Here we can see the accuracy of the full model.
#use accuracy() to compute common accuracy measures
options(digits = 6)
accuracy(valid.lm.pred, # predicted outcomes
valid_lm.df$weekly_attendance)
## ME RMSE MAE MPE MAPE
## Test set 206.618 5745.79 3751.68 -0.69019 6.13995
we next viewed the distribution of the residuals and saw that we had some fairly serious outliers. We feel as though these would not be too detrimental in practice because we would know that the values are off.
#view the distribution of residuals
ggplot(data = as.data.frame(valid.resid), aes(y = valid.resid)) + geom_boxplot()

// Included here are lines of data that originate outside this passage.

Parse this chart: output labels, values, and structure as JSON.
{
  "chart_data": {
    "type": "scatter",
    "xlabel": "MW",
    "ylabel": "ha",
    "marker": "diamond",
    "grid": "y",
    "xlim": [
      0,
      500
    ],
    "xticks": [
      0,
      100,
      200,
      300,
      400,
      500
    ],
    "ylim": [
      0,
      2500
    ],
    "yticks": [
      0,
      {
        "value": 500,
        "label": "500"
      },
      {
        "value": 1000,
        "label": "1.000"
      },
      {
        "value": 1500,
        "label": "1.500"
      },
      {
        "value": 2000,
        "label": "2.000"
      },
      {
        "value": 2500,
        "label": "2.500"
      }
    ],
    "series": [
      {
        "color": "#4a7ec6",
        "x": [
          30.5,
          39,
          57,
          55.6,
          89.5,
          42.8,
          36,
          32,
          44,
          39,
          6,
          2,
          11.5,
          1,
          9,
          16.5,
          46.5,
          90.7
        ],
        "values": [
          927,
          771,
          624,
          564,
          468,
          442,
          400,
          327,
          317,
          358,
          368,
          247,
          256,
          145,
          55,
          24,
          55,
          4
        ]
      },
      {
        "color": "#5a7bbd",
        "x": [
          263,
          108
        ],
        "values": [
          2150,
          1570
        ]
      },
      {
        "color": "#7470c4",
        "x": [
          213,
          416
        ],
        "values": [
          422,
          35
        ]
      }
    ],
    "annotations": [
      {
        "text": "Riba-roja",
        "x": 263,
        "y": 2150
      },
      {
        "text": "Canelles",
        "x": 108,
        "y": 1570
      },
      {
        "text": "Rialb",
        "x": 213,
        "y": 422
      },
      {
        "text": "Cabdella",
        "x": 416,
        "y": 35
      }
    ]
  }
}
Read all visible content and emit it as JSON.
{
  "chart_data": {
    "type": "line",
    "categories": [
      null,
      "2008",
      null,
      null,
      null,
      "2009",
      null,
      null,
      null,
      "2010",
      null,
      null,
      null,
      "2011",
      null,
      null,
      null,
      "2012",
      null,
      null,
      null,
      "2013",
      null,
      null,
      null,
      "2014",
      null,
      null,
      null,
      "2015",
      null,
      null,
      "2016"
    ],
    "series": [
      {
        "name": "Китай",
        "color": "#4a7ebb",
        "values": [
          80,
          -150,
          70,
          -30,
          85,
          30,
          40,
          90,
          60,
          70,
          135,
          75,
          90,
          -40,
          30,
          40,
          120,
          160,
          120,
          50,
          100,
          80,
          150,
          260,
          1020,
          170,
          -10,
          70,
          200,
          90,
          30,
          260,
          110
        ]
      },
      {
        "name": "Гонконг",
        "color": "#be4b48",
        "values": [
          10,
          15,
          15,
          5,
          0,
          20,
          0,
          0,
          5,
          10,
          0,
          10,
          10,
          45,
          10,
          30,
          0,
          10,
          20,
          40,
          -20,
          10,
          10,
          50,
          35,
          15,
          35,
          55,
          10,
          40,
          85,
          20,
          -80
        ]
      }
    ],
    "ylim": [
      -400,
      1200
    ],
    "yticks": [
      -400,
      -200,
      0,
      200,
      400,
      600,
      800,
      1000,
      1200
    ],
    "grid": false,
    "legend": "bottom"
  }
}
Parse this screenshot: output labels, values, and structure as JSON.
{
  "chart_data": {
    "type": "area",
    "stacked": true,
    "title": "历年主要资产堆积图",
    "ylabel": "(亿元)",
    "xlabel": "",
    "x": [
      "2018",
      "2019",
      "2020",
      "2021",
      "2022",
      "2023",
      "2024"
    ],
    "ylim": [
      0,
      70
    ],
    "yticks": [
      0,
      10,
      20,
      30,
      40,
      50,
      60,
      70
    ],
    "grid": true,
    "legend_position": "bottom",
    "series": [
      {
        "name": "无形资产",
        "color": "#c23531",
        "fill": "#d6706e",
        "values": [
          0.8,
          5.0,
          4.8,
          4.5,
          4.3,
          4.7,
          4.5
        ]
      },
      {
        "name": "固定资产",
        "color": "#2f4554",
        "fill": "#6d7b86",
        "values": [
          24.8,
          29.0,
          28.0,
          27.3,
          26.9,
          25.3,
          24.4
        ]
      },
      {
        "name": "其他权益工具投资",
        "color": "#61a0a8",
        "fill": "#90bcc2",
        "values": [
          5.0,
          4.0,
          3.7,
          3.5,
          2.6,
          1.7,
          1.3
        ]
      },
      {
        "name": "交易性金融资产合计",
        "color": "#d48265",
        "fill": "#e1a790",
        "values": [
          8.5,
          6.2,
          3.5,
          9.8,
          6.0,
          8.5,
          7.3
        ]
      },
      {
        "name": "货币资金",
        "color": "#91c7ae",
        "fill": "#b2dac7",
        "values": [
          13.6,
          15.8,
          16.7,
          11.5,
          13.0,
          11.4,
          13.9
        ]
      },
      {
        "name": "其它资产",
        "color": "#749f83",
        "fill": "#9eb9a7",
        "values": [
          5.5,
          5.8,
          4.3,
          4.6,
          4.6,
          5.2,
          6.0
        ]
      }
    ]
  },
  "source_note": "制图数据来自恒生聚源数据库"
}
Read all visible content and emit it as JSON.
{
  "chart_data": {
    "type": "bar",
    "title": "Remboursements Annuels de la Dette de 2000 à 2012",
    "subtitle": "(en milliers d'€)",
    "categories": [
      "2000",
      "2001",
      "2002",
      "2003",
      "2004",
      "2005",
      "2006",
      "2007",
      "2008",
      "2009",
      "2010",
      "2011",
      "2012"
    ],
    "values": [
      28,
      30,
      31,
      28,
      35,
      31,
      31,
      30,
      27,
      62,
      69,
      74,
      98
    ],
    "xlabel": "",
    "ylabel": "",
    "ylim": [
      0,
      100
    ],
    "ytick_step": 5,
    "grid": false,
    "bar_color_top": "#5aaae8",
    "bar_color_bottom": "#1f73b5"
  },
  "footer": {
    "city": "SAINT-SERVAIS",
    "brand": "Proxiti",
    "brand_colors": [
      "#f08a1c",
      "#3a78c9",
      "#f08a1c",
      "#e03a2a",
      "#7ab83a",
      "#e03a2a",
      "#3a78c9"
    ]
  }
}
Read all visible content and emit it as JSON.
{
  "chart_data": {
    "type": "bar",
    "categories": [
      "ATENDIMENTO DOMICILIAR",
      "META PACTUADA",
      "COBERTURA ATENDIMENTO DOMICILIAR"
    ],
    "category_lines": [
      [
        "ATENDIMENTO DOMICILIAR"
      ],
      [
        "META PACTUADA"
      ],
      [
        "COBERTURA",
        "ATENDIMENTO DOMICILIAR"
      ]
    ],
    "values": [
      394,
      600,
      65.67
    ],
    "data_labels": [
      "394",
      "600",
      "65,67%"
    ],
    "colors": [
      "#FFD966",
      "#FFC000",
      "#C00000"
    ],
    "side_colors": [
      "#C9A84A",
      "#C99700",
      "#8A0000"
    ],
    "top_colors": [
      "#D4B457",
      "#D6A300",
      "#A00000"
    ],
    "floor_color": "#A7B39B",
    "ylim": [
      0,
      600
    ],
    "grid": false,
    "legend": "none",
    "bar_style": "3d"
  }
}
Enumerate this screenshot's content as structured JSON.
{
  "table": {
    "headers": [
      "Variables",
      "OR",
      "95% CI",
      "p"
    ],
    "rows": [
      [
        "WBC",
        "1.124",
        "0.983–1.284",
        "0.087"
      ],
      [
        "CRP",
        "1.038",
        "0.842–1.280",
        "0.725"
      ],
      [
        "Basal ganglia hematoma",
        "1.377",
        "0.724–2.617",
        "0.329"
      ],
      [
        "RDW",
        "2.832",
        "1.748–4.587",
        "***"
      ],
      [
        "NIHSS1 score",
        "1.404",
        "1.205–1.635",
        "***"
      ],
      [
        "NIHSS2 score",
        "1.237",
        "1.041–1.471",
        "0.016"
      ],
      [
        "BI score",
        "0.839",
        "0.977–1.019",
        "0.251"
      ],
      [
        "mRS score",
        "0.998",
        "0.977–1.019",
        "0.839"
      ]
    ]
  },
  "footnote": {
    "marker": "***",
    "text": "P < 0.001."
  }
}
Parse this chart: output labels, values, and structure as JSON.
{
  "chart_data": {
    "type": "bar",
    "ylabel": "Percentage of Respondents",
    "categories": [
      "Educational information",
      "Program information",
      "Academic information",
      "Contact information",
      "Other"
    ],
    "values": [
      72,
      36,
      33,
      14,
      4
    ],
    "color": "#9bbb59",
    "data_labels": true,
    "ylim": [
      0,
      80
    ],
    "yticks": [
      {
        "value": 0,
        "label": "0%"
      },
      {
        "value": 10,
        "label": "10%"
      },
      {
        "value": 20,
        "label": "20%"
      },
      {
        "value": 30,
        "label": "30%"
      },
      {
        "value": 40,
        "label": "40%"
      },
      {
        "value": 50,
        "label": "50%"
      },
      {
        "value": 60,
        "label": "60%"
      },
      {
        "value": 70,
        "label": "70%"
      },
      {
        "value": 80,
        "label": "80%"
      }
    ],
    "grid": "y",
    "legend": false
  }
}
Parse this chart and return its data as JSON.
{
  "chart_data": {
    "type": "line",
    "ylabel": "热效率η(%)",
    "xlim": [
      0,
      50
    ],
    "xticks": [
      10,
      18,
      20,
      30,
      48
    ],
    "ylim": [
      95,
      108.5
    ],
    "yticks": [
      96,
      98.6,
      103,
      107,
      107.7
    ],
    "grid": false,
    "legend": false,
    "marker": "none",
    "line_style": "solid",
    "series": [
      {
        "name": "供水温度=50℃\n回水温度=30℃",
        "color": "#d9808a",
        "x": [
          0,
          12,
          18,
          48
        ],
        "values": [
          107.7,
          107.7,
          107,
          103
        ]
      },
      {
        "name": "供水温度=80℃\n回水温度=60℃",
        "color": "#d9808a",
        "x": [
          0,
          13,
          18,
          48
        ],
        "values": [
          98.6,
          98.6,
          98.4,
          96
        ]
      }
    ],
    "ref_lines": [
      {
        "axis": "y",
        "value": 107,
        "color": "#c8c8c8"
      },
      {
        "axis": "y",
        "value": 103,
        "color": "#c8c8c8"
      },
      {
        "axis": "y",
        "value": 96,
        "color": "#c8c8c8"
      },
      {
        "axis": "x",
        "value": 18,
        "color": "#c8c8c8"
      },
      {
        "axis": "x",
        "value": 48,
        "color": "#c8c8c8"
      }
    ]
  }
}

#full model with all predictors
attendance.lm.null <- lm(weekly_attendance ~ 1, data = train_lm.df) # intercept-only model
Next, we performed foward, backward, and stepwise regressions.
#Forward Selection
attendance.lm.fwd <- step(attendance.lm.null, # initial model
scope = list(attendance.lm.null, upper = attendance.lm), # range of models
direction = "forward") # forward selection
valid.fwd.pred <- predict(attendance.lm.fwd, valid_lm.df)
options(digits = 6)
#Backward Elimination
attendance.lm.back <- step(attendance.lm, # start with full model
direction = "backward") # backward elimination
valid.back.pred <- predict(attendance.lm.back, valid_lm.df)
options(digits = 6)
#Stepwise Regression
attendance.lm.step <- step(attendance.lm.null, # initial model
scope = list(attendance.lm.null, upper = attendance.lm), # range of models
direction = "both") # stepwise regression
valid.step.pred <- predict(attendance.lm.step, valid_lm.df)
options(digits = 6)
We then compared the accuracy of all of these models.
#Prediction Performance
#Regression Tree
accuracy(pruned.valid.rt.pred, valid_lm.df$weekly_attendance)
## ME RMSE MAE MPE MAPE
## Test set -80.928 5313.68 3239.44 -0.896563 5.3456
#Foward
accuracy(valid.fwd.pred, valid_lm.df$weekly_attendance)
## ME RMSE MAE MPE MAPE
## Test set 205.43 5740.86 3750.68 -0.691569 6.13895
#Backward
accuracy(valid.back.pred, valid_lm.df$weekly_attendance)
## ME RMSE MAE MPE MAPE
## Test set 205.43 5740.86 3750.68 -0.691569 6.13895
#Stepwise
accuracy(valid.step.pred, valid_lm.df$weekly_attendance)
## ME RMSE MAE MPE MAPE
## Test set 205.43 5740.86 3750.68 -0.691569 6.13895
# Compare to the original model (Full Model)
accuracy(valid.lm.pred, valid_lm.df$weekly_attendance)
## ME RMSE MAE MPE MAPE
## Test set 206.618 5745.79 3751.68 -0.69019 6.13995
As we can see, the decision tree performed the best out of all of these models. However, even this model did not perform particularly well. Despite the somewhat poor performance, we still feel that this model could help to determine whether attendance will be high or low in general. With the large amount of people at these games, errors even as large as 5,000 may not be extremely detrimental. We believe that this model would most effectively be used to avoid making any extreme mistakes for predicting attendance. It may not be as accurate as we would like, but it can give a broad picture of our expected turnout for each game.
Although our findings were not as conclusive as we would have liked them to be, we do feel that we have made some worthwhile insights on our data. For example, we found that neither offense or defense appears to be more important when determining win percentage. In addition, we identified a few teams whose fans are quite reactive to their performance. It could be quite valuable for those teams to cut down on staffing when expecting to have a poor year. We also found out that teams should not expect to have more or less attendance solely because of the time of day/year.
Finally, we think that our models could be quite effective at simply determining whether a game will be crowded. The model could save teams from taking a big loss by having many staff members or concessions for a game with low attendance. We feel that further analysis with more data would be needed to get more accurate results.